3. Даже на уровне руководства попытки примирения имели место еще в 1910–1911 годах[4]. Разница в подходах между фракциями была в том, на какой платформе объединяться. Большевики настаивали на принятии всеми социал-демократами своей программы и организационных принципов, с чем были не согласны как меньшевики, так и социал-демократы, занимавшие промежуточную позицию. В итоге в 1912 году Пражская конференция большевиков-ленинцев и Венская конференция меньшевиков и промежуточных групп (на последней был создан недолговечный «Августовский блок») знаменовали окончательное размежевание социал-демократического руководства и эмиграции.

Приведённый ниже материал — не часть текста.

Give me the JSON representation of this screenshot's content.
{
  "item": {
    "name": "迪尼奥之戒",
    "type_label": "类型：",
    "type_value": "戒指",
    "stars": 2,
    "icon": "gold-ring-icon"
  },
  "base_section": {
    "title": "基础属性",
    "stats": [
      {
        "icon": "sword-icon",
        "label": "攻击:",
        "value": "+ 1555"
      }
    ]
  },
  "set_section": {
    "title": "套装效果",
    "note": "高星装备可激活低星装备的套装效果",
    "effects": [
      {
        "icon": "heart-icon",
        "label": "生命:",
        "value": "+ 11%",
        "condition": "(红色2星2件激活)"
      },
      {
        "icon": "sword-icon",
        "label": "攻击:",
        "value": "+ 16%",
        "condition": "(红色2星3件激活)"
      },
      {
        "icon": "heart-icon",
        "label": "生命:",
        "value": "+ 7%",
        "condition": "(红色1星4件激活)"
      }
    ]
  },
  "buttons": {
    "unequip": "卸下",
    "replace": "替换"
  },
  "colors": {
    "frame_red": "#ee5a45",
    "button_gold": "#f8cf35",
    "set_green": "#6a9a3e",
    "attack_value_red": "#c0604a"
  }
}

В России же, особенно в провинции, размежевание было далеко не закончено. В то время как эмигранты раскалывались, многие из работников РСДРП, действовавшие в подполье в России, не видели серьезных причин для окончательного размежевания, находили их надуманными. Например, в апреле 1910 года, вскоре после пленума ЦК РСДРП, на котором была предпринята попытка объединения обеих фракций, группа социал-демократов из Москвы в своем обращении «К заграничным товарищам» оценивала ситуацию следующим образом:

«Вопрос о фракционности. В процессе работы, и работы интенсивной, когда нам приходилось напрягать все силы, чтобы удержать рабочие организации от окончательного развала, чтобы хоть сколько-нибудь оживить их деятельность, чтобы уничтожить ту деморализующую атмосферу, какая создалась вокруг рабочих организаций, нам самим ходом вещей диктовалась необходимость объединения всех работников социал-демократов, которые еще не ушли и не покинули работу. Здесь, перед лицом почти полного распада (и не только в нелегальных, но и в легальных организациях) мы должны были собирать всех, объединять наши силы…»

«В процессе живой работы, – говорилось далее в обращении, – принципиальные расхождения постепенно сглаживались и слабо проявлялись в работе».

«Объединение было встречено здесь, среди нас, сочувственно, как явление, которое завершило процесс объединения фактического, а не словесного объединения на работе. Факт начавшихся новых разногласий и раздоров не мог поэтому не быть встречен нами отрицательно, как явление непродуманное, носящее сплошь и рядом личный характер, не могущее внести ничего, кроме деморализации, в среду товарищей. Это относится не к какой-либо отдельной из двух спорящих сторон, но и к обеим вместе. Во всяком случае, мы заявляем, что, вопреки всем вашим разъединениям, мы будем работать вместе. У нас нет почвы для подобного рода “разъездов”»[5].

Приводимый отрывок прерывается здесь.